19. International Transfers of Personal Data
Where personal data is transferred outside your country of residence to our group entities or processors, we take steps to ensure that such transfers are carried out in accordance with applicable data protection law and that appropriate safeguards are applied.
You may request further information about the safeguards applicable to any specific transfer by writing to us at [email protected].
20. Supervisory Authority and Complaints
You have the right to lodge a complaint with the supervisory authority in your jurisdiction at any time:
- If you are located in the EEA: the supervisory authority in your EEA country of residence.
- If you are located in the UK: the Information Commissioner’s Office (ICO) at www.ico.org.uk.
- If you are located in another jurisdiction: the applicable local supervisory authority or consumer-protection body.

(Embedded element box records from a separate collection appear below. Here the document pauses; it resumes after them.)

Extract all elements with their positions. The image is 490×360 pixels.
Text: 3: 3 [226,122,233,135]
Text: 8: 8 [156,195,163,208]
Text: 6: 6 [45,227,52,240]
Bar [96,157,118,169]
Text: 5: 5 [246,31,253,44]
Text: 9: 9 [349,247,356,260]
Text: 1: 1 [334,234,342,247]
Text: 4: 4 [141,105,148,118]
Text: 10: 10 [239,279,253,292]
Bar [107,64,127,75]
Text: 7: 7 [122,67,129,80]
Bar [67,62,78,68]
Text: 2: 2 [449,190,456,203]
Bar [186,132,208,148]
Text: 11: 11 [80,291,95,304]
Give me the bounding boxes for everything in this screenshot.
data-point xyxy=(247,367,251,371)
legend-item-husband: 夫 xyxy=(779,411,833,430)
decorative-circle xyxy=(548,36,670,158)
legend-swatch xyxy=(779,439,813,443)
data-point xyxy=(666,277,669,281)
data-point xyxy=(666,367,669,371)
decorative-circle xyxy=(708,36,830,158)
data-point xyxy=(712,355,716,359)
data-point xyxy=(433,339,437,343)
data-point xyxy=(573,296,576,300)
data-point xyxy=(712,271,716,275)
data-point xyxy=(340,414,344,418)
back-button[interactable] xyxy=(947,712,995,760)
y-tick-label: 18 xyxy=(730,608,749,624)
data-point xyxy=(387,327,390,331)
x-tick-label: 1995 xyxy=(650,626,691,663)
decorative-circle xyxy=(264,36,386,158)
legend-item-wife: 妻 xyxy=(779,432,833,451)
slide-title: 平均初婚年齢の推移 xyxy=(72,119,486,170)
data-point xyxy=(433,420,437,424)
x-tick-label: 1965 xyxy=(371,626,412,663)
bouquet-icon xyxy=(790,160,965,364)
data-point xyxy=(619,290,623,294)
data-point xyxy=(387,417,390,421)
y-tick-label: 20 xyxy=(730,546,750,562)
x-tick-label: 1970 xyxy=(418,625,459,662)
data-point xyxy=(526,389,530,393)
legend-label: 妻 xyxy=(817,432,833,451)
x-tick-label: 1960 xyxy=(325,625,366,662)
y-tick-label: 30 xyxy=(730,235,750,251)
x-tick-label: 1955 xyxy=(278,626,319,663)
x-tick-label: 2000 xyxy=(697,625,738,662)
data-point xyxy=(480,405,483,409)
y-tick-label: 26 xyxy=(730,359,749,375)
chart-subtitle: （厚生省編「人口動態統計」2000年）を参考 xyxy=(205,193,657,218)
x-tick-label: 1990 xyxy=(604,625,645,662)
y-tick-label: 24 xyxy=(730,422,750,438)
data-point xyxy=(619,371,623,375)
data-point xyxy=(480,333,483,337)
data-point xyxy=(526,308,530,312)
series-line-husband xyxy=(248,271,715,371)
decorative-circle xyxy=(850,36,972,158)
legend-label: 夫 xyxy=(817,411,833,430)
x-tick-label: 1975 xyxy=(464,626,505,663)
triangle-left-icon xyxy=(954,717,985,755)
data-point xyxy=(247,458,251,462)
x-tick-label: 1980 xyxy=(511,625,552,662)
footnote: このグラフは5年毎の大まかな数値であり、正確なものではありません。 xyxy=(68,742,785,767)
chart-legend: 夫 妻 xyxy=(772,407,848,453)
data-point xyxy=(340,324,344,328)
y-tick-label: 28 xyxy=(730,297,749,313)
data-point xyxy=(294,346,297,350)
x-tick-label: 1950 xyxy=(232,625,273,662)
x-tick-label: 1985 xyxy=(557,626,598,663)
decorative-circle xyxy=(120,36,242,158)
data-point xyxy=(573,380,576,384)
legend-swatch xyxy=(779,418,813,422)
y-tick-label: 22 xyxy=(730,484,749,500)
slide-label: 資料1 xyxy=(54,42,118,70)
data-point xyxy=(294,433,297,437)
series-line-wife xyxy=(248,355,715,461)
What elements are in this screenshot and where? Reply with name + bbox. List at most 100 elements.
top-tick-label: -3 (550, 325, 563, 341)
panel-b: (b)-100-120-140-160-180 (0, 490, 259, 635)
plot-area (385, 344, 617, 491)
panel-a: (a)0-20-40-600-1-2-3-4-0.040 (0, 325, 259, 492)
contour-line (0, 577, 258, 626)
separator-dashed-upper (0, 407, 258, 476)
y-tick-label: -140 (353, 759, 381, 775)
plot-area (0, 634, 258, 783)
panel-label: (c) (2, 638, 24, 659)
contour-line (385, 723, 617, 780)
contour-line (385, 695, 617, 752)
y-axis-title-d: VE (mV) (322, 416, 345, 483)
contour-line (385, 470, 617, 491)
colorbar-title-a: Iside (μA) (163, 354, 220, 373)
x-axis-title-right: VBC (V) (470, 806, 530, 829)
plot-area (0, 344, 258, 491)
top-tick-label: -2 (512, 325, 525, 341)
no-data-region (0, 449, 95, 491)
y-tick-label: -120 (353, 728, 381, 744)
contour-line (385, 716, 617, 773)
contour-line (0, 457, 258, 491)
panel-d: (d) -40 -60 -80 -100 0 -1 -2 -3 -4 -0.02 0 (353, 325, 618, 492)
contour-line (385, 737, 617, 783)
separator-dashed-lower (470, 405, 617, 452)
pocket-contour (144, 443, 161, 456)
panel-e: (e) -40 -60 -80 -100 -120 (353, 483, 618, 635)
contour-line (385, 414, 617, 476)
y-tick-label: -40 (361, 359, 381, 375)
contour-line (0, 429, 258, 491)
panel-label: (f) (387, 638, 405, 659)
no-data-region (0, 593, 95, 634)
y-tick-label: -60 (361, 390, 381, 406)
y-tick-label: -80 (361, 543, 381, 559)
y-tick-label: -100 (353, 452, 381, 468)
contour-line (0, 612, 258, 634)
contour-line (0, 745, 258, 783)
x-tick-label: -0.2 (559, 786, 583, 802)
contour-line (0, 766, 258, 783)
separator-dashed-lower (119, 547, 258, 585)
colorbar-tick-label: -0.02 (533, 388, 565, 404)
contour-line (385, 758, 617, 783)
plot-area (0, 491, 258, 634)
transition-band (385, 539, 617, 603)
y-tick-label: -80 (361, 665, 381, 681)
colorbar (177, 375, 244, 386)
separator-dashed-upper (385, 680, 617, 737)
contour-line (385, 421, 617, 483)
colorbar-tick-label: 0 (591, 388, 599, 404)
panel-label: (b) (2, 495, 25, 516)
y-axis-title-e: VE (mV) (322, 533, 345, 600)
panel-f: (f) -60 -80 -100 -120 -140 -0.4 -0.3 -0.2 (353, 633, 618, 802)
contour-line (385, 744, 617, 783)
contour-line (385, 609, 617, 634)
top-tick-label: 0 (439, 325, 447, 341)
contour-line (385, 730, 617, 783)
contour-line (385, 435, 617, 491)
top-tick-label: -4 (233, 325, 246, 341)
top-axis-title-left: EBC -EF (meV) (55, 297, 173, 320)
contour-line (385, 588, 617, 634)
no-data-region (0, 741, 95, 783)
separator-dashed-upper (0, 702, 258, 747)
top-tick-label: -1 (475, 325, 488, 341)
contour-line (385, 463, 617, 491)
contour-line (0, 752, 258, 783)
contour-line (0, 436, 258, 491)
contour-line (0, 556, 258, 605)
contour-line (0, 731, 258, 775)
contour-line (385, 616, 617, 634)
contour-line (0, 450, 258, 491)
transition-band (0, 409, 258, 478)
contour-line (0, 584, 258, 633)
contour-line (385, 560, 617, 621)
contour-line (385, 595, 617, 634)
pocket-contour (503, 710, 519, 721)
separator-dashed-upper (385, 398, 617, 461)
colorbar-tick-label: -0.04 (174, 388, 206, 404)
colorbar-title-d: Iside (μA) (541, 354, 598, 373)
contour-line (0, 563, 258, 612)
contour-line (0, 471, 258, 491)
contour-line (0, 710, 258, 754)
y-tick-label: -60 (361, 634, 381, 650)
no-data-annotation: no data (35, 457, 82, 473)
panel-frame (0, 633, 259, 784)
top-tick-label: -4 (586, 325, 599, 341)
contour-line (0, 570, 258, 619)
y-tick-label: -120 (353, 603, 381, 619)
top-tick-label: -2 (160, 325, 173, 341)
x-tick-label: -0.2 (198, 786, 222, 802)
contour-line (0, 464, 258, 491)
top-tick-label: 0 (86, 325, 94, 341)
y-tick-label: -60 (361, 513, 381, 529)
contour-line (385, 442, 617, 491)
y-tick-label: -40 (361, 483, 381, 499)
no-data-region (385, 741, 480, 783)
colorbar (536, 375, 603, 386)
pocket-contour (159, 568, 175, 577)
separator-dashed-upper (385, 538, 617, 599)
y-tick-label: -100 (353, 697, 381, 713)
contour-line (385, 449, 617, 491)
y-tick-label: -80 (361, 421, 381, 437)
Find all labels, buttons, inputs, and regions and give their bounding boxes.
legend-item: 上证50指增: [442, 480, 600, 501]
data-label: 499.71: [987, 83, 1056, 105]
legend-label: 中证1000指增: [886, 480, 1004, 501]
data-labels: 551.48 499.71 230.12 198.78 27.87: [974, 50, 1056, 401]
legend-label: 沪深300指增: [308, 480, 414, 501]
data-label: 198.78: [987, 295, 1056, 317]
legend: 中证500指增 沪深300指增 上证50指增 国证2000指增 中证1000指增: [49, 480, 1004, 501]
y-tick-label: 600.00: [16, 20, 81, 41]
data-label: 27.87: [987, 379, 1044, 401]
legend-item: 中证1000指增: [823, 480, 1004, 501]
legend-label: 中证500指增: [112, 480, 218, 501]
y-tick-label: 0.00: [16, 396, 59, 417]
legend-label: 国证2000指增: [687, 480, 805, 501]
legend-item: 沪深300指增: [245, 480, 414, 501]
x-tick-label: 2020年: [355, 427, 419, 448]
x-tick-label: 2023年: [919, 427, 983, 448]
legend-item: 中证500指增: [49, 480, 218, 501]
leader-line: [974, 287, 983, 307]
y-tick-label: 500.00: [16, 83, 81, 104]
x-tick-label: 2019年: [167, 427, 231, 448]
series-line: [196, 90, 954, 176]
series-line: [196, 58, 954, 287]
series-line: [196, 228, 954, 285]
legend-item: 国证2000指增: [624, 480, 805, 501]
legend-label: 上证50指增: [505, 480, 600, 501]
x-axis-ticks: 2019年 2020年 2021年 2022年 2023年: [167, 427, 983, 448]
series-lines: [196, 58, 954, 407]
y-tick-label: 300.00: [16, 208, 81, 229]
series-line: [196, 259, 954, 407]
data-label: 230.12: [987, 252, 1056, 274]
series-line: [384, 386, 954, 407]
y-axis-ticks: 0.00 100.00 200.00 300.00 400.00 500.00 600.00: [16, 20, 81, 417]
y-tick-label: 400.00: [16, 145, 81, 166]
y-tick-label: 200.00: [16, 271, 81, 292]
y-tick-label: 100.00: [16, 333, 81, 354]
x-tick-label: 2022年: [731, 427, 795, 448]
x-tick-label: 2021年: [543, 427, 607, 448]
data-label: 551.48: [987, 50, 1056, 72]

We would appreciate the opportunity to address any concerns directly before you approach a supervisory authority. Please contact us at [email protected] in the first instance.
21. Withdrawal of Consent
You may withdraw any consent given to us at any time by writing to [email protected] or by using your in-app settings. Withdrawing consent is as easy as giving it: because you grant consent by ticking a checkbox at registration, you may withdraw it by unchecking the same box in your account settings. All consent actions — granting, withdrawal, and any modification — are timestamped and recorded in an auditable log.
Upon receipt of a withdrawal request, we will acknowledge it within 5 Business Days and cease processing your personal data for the relevant consent-based purpose. The lawfulness of processing carried out before withdrawal is not affected. Personal data may be retained where required by Applicable Laws, for fraud prevention, dispute resolution, or the exercise or defence of legal claims. Once no longer required for such purposes, the data will be securely deleted or anonymised.
22. Contact Us
If you have any questions about this Policy or about how we handle your personal data, please contact us at:
Vantix Tech Limited
2nd Floor Tower Business Centre Office Number 207, Triq IT-Torri, Swatar Msida, BKR 4013, Malta
Email: [email protected]
DPO: Anthony Debono at [email protected]
This Privacy Policy forms part of the Platform Policies as defined in the Terms and Conditions.